The Snow Gypsy(2)



Her teeth are all she has. The blood is like metal in her mouth. She thinks that she will never forget that taste. Always it will be trapped with the faces of those she loved, in a drift of memory.

She lifts the baby into her arms, tucking it inside her coat. She lowers her head against the blast of the wind, unsteady as she retraces her steps. How can she leave the loved ones lying there? How can she bury them? She sinks to her knees. Offering a prayer is all she can do.

Take my baby.

The goats huddle around as she struggles to her feet. She turns her head toward the mountain, to the fast-disappearing track that winds up to the summit.

Take my baby.

She catches her breath as the cold seeps into her bones.

Take it where?





Chapter 2

England: May 2, 1946

Rose Daniel caught an early train from Waterloo station. It felt good to be getting away from London. Away from the ugliness of the bombed-out buildings and the air of desolation they created. Away from the drabness of the clothes, the shops, the people. There was no color—as if the war had sucked the life out of everything.

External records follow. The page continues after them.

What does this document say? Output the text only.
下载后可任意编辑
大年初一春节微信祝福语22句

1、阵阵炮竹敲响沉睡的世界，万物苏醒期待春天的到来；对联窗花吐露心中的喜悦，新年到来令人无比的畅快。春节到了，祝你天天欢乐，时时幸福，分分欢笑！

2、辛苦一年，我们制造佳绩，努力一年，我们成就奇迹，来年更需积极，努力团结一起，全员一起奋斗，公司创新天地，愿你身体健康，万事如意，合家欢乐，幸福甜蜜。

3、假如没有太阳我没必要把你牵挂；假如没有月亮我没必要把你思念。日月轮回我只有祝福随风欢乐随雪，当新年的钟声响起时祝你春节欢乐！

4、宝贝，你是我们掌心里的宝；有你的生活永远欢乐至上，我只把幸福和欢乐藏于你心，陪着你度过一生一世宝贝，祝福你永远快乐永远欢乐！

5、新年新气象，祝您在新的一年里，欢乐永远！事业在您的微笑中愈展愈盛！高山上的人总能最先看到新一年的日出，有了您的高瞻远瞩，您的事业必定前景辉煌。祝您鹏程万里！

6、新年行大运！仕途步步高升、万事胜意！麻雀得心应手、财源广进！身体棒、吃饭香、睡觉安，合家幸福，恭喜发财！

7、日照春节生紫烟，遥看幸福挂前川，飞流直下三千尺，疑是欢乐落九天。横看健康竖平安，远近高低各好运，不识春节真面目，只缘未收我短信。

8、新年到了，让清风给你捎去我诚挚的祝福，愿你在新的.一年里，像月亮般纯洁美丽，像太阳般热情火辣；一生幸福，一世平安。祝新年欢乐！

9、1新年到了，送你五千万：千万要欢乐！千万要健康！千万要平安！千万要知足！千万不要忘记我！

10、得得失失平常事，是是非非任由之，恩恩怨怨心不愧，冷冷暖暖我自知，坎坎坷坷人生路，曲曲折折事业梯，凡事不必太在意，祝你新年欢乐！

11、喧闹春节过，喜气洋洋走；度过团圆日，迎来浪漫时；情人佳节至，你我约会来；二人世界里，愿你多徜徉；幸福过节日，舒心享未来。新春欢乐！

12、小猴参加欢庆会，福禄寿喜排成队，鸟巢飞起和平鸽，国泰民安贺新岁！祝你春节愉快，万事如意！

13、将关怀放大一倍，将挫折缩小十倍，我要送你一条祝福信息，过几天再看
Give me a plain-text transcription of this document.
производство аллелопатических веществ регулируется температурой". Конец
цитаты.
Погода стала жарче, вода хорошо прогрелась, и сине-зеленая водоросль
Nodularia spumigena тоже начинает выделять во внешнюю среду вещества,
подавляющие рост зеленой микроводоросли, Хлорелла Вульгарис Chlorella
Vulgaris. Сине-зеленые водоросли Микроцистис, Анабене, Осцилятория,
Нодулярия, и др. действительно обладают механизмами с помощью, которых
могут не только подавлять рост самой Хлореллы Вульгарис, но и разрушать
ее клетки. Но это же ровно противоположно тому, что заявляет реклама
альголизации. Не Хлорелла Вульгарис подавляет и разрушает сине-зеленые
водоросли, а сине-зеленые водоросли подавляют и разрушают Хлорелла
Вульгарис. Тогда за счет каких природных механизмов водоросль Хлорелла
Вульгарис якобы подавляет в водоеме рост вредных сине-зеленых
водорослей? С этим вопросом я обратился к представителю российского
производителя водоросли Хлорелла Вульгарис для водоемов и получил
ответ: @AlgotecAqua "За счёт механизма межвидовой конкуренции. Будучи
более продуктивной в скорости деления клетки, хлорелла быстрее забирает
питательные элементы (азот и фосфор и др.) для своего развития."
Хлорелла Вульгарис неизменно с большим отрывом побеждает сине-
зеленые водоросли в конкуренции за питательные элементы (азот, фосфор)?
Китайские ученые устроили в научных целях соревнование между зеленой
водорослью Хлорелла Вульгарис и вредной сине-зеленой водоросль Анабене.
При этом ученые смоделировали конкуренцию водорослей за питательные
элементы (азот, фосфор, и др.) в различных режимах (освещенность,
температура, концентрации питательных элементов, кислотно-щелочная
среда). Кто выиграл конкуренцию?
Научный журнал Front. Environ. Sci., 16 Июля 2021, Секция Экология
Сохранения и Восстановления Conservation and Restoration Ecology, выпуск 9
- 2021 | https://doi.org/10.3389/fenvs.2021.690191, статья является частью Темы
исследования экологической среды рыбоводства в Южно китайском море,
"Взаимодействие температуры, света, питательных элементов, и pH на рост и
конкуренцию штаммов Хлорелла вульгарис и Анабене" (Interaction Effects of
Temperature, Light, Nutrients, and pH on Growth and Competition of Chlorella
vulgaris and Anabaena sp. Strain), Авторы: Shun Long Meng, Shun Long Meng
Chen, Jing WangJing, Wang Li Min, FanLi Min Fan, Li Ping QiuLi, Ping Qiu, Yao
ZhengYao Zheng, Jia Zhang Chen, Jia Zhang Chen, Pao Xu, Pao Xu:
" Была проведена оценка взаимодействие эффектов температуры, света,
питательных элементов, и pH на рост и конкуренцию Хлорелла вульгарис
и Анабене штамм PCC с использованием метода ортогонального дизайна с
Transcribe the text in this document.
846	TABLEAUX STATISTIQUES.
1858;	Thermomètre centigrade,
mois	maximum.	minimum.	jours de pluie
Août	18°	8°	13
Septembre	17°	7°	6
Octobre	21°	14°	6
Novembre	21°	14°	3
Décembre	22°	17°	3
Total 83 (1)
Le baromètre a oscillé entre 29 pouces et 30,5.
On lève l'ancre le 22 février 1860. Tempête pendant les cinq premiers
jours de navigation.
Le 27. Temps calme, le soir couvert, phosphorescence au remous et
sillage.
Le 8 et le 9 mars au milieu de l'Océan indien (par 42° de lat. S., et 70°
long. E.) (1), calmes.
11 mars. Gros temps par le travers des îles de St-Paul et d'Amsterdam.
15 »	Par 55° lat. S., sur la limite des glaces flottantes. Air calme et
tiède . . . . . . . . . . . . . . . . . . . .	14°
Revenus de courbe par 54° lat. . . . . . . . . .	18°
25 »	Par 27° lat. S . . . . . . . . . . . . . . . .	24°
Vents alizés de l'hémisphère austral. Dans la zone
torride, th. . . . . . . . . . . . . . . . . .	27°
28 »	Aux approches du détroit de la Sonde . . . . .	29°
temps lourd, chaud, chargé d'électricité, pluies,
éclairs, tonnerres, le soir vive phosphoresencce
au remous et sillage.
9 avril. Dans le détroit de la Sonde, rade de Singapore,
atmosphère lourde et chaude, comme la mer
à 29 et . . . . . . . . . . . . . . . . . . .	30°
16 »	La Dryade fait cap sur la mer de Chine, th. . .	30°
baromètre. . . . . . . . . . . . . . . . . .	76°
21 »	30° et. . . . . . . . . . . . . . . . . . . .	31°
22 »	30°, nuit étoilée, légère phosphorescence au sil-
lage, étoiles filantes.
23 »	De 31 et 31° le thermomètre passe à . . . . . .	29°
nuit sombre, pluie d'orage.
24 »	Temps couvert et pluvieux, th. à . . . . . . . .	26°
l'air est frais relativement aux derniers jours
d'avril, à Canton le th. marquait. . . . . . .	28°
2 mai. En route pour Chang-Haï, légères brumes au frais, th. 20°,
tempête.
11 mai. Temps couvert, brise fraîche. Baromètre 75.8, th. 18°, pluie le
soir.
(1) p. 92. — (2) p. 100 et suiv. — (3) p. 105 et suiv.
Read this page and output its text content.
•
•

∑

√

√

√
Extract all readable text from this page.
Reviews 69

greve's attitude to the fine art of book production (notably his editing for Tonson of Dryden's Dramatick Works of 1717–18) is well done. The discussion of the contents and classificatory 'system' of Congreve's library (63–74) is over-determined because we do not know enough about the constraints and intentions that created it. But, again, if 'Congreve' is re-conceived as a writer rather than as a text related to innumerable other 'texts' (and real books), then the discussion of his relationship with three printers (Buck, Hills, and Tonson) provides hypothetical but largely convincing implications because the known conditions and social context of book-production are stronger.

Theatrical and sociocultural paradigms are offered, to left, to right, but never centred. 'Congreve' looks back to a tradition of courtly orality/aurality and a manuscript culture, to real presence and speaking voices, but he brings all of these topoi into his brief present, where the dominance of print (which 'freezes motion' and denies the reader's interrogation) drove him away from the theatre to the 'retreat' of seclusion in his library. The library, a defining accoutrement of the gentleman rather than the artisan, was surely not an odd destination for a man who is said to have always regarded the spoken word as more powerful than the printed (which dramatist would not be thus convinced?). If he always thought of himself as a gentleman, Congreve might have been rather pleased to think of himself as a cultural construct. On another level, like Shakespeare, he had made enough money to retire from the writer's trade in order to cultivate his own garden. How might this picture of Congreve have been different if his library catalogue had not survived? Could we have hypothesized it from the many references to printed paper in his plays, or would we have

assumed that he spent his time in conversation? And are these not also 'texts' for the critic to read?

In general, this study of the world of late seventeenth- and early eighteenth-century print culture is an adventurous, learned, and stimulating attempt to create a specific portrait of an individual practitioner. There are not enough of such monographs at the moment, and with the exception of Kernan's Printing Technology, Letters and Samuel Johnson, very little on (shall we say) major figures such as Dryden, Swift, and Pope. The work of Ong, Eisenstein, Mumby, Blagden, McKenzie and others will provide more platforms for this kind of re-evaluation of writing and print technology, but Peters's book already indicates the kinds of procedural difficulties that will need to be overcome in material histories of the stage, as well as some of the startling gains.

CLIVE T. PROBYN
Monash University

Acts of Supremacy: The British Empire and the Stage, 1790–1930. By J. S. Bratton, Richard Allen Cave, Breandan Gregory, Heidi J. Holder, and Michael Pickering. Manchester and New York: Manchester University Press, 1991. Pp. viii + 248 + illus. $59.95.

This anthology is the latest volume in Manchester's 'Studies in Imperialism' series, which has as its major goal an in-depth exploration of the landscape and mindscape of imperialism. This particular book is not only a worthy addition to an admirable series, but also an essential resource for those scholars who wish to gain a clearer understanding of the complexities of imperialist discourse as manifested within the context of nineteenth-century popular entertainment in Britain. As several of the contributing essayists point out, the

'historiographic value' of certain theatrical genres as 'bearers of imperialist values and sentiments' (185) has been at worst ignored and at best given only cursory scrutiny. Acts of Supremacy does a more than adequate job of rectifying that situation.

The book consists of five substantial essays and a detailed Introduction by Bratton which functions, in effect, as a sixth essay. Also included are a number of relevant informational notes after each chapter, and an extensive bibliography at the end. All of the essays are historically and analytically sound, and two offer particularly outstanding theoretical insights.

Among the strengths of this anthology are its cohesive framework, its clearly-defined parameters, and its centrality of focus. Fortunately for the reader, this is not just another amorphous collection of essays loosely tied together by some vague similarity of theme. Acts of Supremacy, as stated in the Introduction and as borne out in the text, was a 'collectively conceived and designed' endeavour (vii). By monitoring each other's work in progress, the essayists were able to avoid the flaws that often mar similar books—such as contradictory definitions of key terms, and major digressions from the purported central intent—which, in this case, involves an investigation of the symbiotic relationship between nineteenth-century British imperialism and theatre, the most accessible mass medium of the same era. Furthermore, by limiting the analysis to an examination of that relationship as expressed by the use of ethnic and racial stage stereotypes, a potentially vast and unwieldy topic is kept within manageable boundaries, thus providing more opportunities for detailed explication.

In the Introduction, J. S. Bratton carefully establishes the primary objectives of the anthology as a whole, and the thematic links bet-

Forty minutes into the journey, the train hurtled out of a tunnel into a gully lined with cherry trees. The rush of air sent pink petals tumbling like confetti against the carriages. A few fell through the open window and landed on the gray woolen fabric of her dress. As she brushed them away, the landscape opened out into meadows sprinkled with buttercups, where cows raised curious heads at the clatter of the wheels on the tracks. There was a whiff of farmyards coming through the window—a ripe, wholesome smell, so different from the sour air of the city.

Only another hour and the train would be passing through the wetlands between Chichester and the sea: the place where the Gypsies gathered in springtime to hunt hares and cut willow for making baskets—the place where Rose had once lived in a tent beside a stream for a whole summer and woken each morning to the sound of skylarks.

She slipped her hand inside the pocket of her dress, fingering Nathan’s letter. It had been a day like this, nearly ten years ago, when she had last seen him. A day of bright skies and dark shadows. He had come to find her to say goodbye, passing through Chichester on his way to board a ferry at Southampton. He’d said he hadn’t had the heart to tell their parents—just left a note on the kitchen table, saying, “Gone to Spain.”

The sun slanted into the railway carriage, lighting up the golden fur of Rose’s Afghan hound, Gunesh, who lay sleeping at her feet. Her hand went to his head, stroking the soft place between his ears. He had been a puppy—just eight months old—that summer on the Sussex marshes. She remembered how he had growled when Nathan poked his head through the flap of the tent. And how Nathan had tickled him into submission, the two of them wrestling by the stream, clothes and fur covered in sticky emerald beads of goosegrass.

She had cooked breakfast over a little fire of hawthorn twigs and listened to his passionate argument for joining a war in a country he’d never even visited.

“Fascism is the new Satan, Rose,” he’d said. “Let Spain fall, and the evil will spread all over Europe.”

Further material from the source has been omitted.